Arkins’ lack of the UEFA ‘A’ Licence coaching qualification ruled out the former Ports captain from holding the position on a permanent basis and presented an opportunity for Currie to claim what he considers the pinnacle of his management career.
Many outside the club may see sentiment as the key motivation for Currie to make a move from an established position at Ards to a club in such turmoil.
But a ban on the club’s ability to sign players on professional terms will end next summer and Currie is expected to call on the largest budget of his managerial career to rebuild a Ports squad rocked by off-the-field issues and on-the-field loss of form in recent seasons.
Any analysis of Currie’s managerial career will show he could prove the most suitable candidate for the current circumstances.

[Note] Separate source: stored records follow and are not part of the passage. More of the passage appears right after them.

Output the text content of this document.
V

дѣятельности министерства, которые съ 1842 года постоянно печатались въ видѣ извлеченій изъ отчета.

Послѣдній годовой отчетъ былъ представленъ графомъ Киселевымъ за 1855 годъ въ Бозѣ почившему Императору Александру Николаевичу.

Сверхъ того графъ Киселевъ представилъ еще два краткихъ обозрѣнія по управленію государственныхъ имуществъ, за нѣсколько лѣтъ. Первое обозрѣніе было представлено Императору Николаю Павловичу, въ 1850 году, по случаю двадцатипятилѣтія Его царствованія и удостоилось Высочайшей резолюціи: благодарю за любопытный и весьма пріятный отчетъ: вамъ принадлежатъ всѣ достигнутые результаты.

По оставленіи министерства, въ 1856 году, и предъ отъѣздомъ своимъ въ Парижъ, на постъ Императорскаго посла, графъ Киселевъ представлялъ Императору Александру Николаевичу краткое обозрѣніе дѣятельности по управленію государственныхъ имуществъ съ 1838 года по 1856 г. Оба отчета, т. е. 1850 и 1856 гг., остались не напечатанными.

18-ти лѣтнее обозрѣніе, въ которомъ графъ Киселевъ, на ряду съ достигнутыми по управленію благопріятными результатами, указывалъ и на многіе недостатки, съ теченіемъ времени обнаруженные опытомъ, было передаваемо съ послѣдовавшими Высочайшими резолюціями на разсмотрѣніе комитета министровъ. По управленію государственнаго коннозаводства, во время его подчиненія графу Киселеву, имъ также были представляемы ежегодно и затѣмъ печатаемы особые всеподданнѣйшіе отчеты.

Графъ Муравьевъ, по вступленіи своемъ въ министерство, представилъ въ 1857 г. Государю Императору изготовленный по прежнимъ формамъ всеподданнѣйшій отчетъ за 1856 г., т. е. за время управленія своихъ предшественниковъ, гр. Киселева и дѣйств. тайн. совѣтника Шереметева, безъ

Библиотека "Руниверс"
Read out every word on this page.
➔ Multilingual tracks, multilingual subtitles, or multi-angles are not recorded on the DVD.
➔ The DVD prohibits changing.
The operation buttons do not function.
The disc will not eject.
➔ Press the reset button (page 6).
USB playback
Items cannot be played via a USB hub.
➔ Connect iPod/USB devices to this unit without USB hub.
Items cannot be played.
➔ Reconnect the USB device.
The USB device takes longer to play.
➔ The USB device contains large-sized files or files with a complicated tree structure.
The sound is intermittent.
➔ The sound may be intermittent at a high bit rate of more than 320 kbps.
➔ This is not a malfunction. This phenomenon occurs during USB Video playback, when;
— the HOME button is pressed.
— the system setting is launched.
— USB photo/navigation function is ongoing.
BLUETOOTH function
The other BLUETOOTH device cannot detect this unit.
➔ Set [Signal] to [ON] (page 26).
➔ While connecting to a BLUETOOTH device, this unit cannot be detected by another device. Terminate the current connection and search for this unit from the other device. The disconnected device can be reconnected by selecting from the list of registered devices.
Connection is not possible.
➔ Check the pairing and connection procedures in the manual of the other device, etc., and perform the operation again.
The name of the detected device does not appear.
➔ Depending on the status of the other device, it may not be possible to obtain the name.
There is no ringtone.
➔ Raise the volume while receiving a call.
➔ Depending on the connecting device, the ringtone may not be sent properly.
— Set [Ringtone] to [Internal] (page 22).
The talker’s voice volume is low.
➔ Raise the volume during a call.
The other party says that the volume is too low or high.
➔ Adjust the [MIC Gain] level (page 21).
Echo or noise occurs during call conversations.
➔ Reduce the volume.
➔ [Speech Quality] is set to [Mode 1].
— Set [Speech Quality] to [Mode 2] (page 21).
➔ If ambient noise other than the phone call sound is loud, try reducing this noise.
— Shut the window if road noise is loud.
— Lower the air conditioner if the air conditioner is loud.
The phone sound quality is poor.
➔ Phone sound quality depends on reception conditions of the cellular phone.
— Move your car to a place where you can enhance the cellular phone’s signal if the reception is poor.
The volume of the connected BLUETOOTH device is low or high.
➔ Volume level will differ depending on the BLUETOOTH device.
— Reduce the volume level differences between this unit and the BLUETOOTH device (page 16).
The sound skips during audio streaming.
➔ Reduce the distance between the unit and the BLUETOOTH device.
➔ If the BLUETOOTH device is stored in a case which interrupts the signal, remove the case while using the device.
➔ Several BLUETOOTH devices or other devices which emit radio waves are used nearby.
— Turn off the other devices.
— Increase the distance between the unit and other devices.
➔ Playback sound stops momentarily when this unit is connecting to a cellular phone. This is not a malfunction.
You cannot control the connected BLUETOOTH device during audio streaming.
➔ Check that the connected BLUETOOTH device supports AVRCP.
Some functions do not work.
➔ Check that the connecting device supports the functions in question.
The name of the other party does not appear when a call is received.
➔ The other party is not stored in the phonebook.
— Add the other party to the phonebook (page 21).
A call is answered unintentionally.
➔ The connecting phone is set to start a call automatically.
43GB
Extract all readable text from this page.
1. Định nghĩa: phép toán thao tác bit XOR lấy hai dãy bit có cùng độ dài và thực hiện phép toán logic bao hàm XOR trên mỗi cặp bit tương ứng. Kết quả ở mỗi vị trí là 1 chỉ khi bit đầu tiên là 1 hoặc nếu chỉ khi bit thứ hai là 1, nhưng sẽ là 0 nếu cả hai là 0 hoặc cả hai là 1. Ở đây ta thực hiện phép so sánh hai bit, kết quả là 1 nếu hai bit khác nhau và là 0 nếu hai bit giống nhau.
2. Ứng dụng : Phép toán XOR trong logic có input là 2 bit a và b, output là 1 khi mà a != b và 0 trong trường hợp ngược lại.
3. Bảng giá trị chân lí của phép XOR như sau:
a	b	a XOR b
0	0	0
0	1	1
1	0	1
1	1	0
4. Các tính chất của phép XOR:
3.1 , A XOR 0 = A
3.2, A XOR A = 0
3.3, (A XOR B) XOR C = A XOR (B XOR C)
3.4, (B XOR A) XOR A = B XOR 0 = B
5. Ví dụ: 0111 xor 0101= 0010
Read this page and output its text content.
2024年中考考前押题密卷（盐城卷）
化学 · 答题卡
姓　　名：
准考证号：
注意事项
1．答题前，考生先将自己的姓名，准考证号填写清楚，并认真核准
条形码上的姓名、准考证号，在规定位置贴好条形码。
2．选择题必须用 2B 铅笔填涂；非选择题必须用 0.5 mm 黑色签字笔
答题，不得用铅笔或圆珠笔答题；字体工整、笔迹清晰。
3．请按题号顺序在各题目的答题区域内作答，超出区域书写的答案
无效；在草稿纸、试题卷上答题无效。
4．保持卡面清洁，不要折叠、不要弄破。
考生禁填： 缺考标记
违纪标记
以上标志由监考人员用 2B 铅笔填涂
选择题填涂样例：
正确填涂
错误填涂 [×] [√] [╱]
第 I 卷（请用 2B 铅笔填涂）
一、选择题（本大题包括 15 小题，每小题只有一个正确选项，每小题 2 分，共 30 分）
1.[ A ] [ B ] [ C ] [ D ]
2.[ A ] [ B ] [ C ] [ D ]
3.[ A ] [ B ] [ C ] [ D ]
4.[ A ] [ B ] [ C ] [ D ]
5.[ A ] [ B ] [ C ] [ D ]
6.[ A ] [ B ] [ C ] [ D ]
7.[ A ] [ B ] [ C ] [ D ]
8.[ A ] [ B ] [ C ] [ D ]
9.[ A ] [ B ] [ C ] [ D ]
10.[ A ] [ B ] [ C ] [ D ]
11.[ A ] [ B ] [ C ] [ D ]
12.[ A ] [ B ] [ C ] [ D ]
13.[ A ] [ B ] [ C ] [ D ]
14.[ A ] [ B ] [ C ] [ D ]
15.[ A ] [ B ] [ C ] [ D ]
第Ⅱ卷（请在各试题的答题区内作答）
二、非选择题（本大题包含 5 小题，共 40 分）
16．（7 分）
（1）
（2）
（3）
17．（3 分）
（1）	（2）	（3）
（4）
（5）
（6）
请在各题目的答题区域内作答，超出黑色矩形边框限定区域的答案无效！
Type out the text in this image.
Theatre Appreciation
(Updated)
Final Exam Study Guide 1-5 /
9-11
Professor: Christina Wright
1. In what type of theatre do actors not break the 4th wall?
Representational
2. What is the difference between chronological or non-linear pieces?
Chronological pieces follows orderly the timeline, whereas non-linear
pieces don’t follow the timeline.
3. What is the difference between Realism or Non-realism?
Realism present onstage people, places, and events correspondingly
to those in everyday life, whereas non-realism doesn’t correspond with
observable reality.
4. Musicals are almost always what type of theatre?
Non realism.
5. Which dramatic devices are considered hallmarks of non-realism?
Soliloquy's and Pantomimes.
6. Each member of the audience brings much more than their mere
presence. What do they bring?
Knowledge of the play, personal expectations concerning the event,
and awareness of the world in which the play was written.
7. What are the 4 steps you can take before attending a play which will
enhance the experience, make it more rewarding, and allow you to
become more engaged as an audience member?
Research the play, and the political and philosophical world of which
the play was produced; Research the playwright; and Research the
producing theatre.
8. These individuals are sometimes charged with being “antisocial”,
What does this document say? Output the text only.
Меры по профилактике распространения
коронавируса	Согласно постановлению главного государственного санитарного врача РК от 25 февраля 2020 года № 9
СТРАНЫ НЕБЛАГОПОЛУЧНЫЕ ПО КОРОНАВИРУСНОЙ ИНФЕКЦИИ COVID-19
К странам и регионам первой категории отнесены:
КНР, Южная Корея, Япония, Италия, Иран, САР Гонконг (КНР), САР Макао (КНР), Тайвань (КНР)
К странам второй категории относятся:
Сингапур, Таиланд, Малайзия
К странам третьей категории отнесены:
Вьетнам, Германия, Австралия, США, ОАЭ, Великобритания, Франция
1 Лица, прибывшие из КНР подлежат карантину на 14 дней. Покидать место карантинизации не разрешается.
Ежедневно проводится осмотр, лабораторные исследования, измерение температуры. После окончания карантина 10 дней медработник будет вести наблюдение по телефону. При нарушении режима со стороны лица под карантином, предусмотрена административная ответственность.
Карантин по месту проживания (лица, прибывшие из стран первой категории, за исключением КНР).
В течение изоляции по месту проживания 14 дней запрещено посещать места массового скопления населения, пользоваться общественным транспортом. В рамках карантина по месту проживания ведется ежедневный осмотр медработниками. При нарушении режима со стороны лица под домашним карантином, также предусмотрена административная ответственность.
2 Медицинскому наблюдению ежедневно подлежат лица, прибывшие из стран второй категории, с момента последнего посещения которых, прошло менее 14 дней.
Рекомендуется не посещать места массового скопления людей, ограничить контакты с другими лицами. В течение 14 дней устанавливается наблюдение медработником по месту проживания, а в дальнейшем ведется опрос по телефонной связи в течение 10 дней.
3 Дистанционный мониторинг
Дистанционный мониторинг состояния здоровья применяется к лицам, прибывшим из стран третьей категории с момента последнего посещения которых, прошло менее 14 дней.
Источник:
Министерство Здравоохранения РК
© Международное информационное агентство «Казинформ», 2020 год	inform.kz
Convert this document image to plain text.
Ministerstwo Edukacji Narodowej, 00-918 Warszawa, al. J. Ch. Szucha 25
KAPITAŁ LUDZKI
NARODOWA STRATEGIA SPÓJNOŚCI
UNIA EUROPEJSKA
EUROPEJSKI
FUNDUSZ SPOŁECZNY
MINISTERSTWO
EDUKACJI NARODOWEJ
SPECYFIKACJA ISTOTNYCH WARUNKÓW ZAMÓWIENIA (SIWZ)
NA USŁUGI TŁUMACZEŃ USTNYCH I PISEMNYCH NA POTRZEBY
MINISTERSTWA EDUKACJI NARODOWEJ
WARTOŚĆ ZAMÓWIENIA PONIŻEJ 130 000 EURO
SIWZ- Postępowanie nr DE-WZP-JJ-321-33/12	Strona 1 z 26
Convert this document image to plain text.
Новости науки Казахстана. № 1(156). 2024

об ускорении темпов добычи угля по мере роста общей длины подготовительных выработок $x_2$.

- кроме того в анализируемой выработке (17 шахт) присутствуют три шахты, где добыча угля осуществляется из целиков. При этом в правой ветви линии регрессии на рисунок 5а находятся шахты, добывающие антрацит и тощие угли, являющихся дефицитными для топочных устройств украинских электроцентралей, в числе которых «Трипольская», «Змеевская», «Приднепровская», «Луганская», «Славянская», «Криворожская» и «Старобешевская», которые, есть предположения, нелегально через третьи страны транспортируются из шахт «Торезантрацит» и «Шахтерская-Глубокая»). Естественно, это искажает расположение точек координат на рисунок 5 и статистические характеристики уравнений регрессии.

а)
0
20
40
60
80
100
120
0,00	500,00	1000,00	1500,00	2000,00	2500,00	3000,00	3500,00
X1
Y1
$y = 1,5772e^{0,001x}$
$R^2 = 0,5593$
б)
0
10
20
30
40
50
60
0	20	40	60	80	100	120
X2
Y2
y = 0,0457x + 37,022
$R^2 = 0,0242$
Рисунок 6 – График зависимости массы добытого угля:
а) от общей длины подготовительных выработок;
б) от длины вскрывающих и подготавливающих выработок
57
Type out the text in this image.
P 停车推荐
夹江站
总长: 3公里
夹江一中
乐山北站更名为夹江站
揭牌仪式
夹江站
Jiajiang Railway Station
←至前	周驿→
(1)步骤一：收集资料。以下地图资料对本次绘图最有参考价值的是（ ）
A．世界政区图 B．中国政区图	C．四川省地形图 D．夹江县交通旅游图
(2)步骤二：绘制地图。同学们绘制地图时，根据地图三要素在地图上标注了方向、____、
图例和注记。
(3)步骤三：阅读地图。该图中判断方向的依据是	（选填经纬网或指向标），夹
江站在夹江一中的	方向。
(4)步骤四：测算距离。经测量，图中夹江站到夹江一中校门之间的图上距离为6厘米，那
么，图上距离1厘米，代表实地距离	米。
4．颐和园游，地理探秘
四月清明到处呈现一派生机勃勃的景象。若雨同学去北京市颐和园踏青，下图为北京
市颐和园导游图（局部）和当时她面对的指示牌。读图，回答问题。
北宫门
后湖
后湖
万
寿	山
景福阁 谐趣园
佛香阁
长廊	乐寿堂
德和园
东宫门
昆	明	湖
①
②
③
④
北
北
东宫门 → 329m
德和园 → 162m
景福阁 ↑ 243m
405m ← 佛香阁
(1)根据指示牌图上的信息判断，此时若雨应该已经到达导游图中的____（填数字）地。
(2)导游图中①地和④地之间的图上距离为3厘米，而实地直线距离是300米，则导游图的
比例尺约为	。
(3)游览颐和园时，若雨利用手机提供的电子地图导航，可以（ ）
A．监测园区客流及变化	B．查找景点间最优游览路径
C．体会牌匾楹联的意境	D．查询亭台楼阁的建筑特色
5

Currie’s greatest strengths as a manager include his ability to gel a squad together and motivate players for the sum to prove greater than the parts.
Portadown’s predicament dictates those skills may be crucial in any escape from the drop zone.
A knowledge of the transfer market outside the top flight could also hold significance as Currie and trusted assistant Willis attempt to revitalise the squad in the January window.
His first job at Annagh United started with the former Irish League goalkeeper handed control of a club with limited resources. He steered Annagh to a Mid-Ulster Cup final a decade ago in Tandragee Road red and can now boast a double-figure tally of silverware.
Four Championship titles spread across two clubs can confirm his credentials in the Irish League’s second-tier dogfight, with that first crown part of a five-trophy haul enjoyed in a single season with Loughgall.
Currie started out his playing career on the books at Portadown and will now return home with ambitions of pulling off a minor miracle in salvaging senior status this season - or using his Championship experience in the next campaign for a rapid return to the top flight.